It's obnoxious enough when strangers tell you to smile, but now a smart mirror is doing the same thing - specifically designed for cancer patients, it won't reflect unless it detects that the person is smiling.
It's called the Smile Mirror, and it's a screen with a camera in the frame. Facial recognition software gauges whether or not the person looking in has a smile pasted over their face (authenticity not required), and only then will the opaque screen turn into a reflecting surface.
Designer Berk Ilhan was inspired to make the mirror after a conversation with a cancer patient.
"She told me in the first days after her diagnosis, it was difficult for her to look in the mirror and acknowledge she had cancer," he told CNN Tech.
"Our facial expressions affect how we feel. If we flex our facial muscles to smile, our brains think that something good happened and as a result, [we feel] happiness."
The idea of telling a cancer patient to cheer up seems very insensitive, but there is some science that supports the idea.
In 1988, psychologist Fritz Strack tasked people with rating cartoons holding a pen either between their teeth to induce a smile or between their lips to induce a frown. He found in his study that the smiling group tended to rate the cartoons as funnier than the frowning group did. This is called the 'facial feedback theory' - how you move your face influences how you feel.
In 2012, a study found that forcing a smile using chopsticks did result in a lower heart rate during stress recovery after performing anxiety-inducing tasks, compared to people who performed the same tasks without smiling.
On the other hand, last year a team of researchers led by Eric-Jan Wagenmakers replicated Strack's experiment across 17 laboratories and 1,900 test subjects and found no difference in how the two groups of people rated the cartoons.
Of course, Strack disagreed with the result, saying that two factors could have influenced the results.
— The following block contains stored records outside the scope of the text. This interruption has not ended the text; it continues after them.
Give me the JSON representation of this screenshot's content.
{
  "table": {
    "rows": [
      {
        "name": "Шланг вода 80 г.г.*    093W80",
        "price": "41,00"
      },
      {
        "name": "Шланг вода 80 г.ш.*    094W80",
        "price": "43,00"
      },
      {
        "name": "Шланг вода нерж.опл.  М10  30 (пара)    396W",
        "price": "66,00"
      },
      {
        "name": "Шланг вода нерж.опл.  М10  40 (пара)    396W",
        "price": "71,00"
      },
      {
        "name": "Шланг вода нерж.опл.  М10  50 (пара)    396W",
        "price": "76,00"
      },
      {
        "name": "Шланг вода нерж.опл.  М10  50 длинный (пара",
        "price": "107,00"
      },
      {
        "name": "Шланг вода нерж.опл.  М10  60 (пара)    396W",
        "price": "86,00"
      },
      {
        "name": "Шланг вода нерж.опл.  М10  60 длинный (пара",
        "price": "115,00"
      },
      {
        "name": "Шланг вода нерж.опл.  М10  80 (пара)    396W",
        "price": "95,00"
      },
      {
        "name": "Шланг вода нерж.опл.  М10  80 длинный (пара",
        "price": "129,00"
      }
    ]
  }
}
The use of video cameras to exclude participants who weren't holding the pen in the second study, and the use of the same cartoons - Gary Larson's The Far Side, which, he said, may be too dated to be funny now.
Wagenmakers also noted that the facial feedback theory could still be sound. The issue, he noted, could be that the pen-in-mouth method may not be the best method of testing it.
So, it's possible that faking a smile could have a positive effect on overall mood and stress levels.
But forcing "positive thinking" on cancer patients can have a detrimental effect on mental health. A 1994 lecture suggested that the notion of "positive thinking" placed an undue emotional burden on cancer patients, and prevented them from being able to adequately face reality and prepare for the future.
And a paper in 1997 found that forcing positive thinking could allow negative, but nevertheless healthy emotions such as grief to get sidelined, which could cause other psychological problems; and, if the patient's condition failed to improve, could lead to feelings of self-blame for not being good enough at thinking positively.
Ilhan is currently selling his mirror in limited quantities for $US2,000 to US$3,000, and hopes eventually to lower the price and sell them to hospitals.